The sport originated in 1928, when shortly after his election Hoover took a goodwill trip to South America. While aboard the battleship Utah on his return, he watched a game of bull-in-the-ring, a medicine-ball game that was popular on naval ships. A soft nine-pound medicine ball was thrown from one to another of the players standing in a circle as the "bull" in the center tried to intercept it. During the trip, the President-elect played and enjoyed the game, which was the inspiration for Hoover-ball.
"Getting daily exercise to keep physically fit is always a problem for Presidents," Hoover wrote. "Once the day's work starts there is little chance to walk, to ride or to take part in a game. Taking walks or rides early in the morning is a lonesome business, and the inevitable secret service guard when the president leaves the White House grounds is not enlivening company."
Hoover and Dr. Boone then hit upon the idea of morning medicine ball workouts. Dr. Boone adapted bull-in-the-ring to Hoover-ball to help the President slim down. Four days after Hoover's inauguration, the games began. The players experimented with medicine balls of different weights (the nine-pound used for bull-in-the-ring was too heavy) and with the net at different heights before finalizing the Hoover-ball rules.
Early each morning, between 4 and 18 VIPs would show up for the games on the south lawn of the White House. The participants soon became known as the Medicine Ball Cabinet, although not all were official Cabinet members.
"At seven o'clock sharp they choose partners and begin," Irwin wrote. "A factory down by the Potomac blows a loud whistle at seven-thirty. This is the signal to quit, no matter how close the score; for the business of governing must go on."
Only once did Hoover cancel a game; that was when he arose early to write a message to deliver to the Senate that day.

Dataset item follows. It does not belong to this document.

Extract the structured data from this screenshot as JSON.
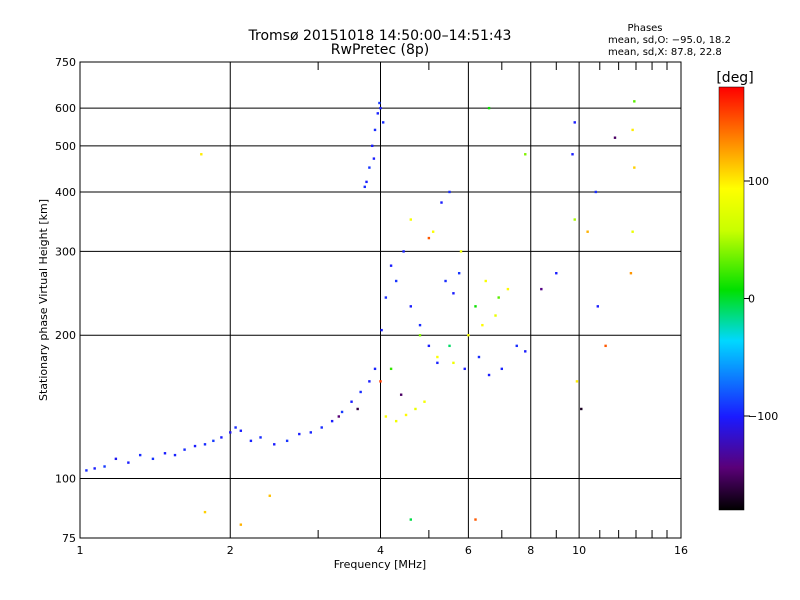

"Except for Sundays, we played medicine ball every morning of the week, including official holidays," Secretary of the Interior Ray Lyman Wilbur wrote in his memoirs. "Only absence from Washington kept us away."
"We paid no attention to the weather except for a very heavy rain," Wilbur recalled. We played in cold and wind, snow and rain, and in the four years we were driven indoors only two or three times, because of an unusually drenching downpour."
On those rare occasions when they were forced inside, the Medicine Ball Cabinet retreated to the White House basement to play the game.